I'M A BAD HOUSEKEEPER
Really, I am. You can ask any of my friends, specifically the three or four who are willing to commune with me and my dust-jackrabbits. I thought of this at the same time I remembered this sketch by David Foley of the Kids in the Hall, his "bad doctor" routine. (Amazing, this internet, I can recall a comedy piece from 20 years ago and find it in just about that many seconds on YouTube.)
I've already discussed here my failed efforts at clutter removal. I do have a pretty clear mind, but my living quarters ... well, think Chinese peasant who stole all the artifacts from the landlord. Used bookstore-curio shop decor. I've always believed George Booth is channeling us in his cartoons of the old couple and all their cats and dogs. (Although I note below, she IS wiping a dish.)
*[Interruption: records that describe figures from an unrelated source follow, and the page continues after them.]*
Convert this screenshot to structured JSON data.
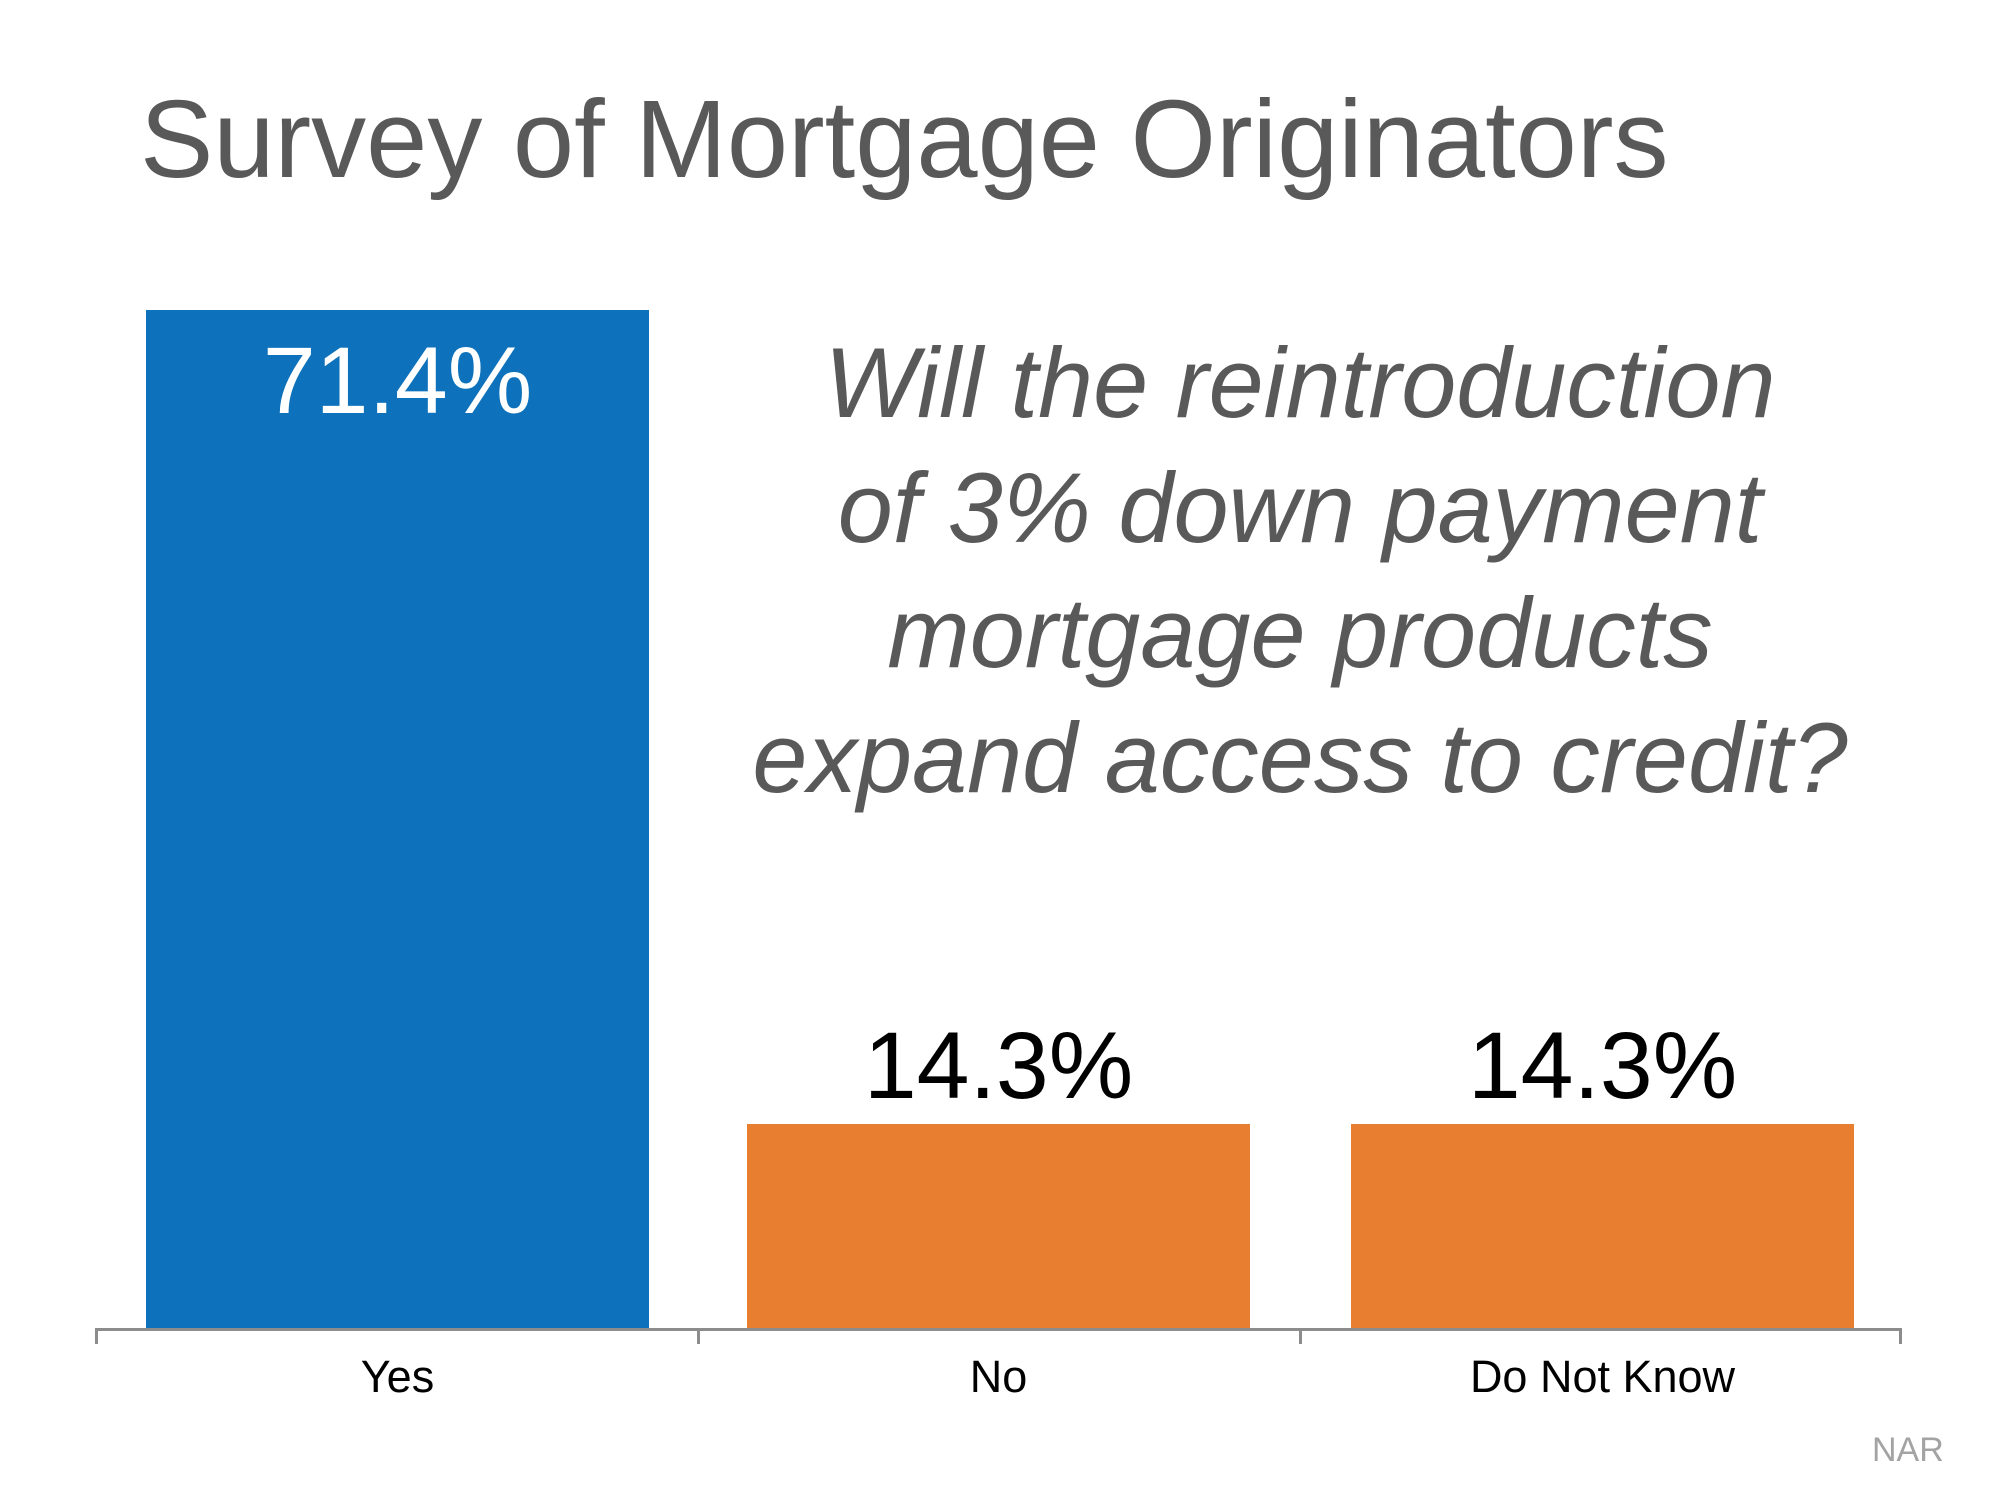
{
  "title": "Survey of Mortgage Originators",
  "question": {
    "lines": [
      "Will the reintroduction",
      "of 3% down payment",
      "mortgage products",
      "expand access to credit?"
    ]
  },
  "source": "NAR",
  "chart_data": {
    "type": "bar",
    "title": "Survey of Mortgage Originators",
    "categories": [
      "Yes",
      "No",
      "Do Not Know"
    ],
    "values": [
      71.4,
      14.3,
      14.3
    ],
    "value_labels": [
      "71.4%",
      "14.3%",
      "14.3%"
    ],
    "annotation": "Will the reintroduction of 3% down payment mortgage products expand access to credit?",
    "source": "NAR",
    "bar_colors": [
      "#0D72BB",
      "#E87F30",
      "#E87F30"
    ],
    "value_label_colors": [
      "#FFFFFF",
      "#000000",
      "#000000"
    ],
    "text_color": "#595959",
    "axis_color": "#8C8C8C",
    "grid": false,
    "legend": false,
    "y_axis_visible": false
  }
}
Once I ordered a lovely table lamp, the most costly lamp I ever bought, constructed of old mahjongg tiles. A coworker who shares a taste for Chinoiserie, whom I know must be very tidy and clean -- she's always passing out soap and hand sanitzers as gifts -- said when I showed it to her, "Oh, you must have a lovely home."
Little does she know.
Once my faithful mechanic brought me home because he was going to keep my car overnight; he asked if he could come in for a glass of water (not being of the generation that, like desert nomads, goes nowhere without a bottle of water). "Sure," I said, "but just to warn you, the place is really a mess."
When he entered, he said, "Oh...you weren't kidding." Bear in mind my mechanic wears rubber gloves, like a surgeon or a dentist, when he works on cars. And when he does dishes.
Then there was the time I was bemoaning my 20-year-old, incontinent cat, when I discovered ...maggots... under a ripe pile of laundry. (Life in the tropics.) One of my tolerant and good-natured friends still reminds me of that one.
I was thinking about my personal home economics nightmares after reading a recent New Yorker review of a book about the history of "scientific management": The Management Myth: Why the Experts Keep Getting it Wrong." All about time motion studies and efficiency expertise and management consulting and home economics (management science for women of the 1930s), which the author concludes is not a science but a "party trick."
I thought motion efficiency was pretty cool one time when I had bushels of apples to peel after an unusually large harvest from our nine trees. I developed a little "form" (as in certain martial arts practices), to accomplish this task very easily. I've never had to do it again.
Now I find adding efficiency and metrics (I hate that term) to life just becomes an activity itself, and takes away from the time I have to read, write, and paint, and explore China and Chinatown. As for the dirt and clutter, since they say "you can't take it with you," I just pass over it (unless it makes me stumble -- I am what the late Peg Bracken called a "random housekeeper.") Ignorance is bliss.
You should be glad I'm not your doctor!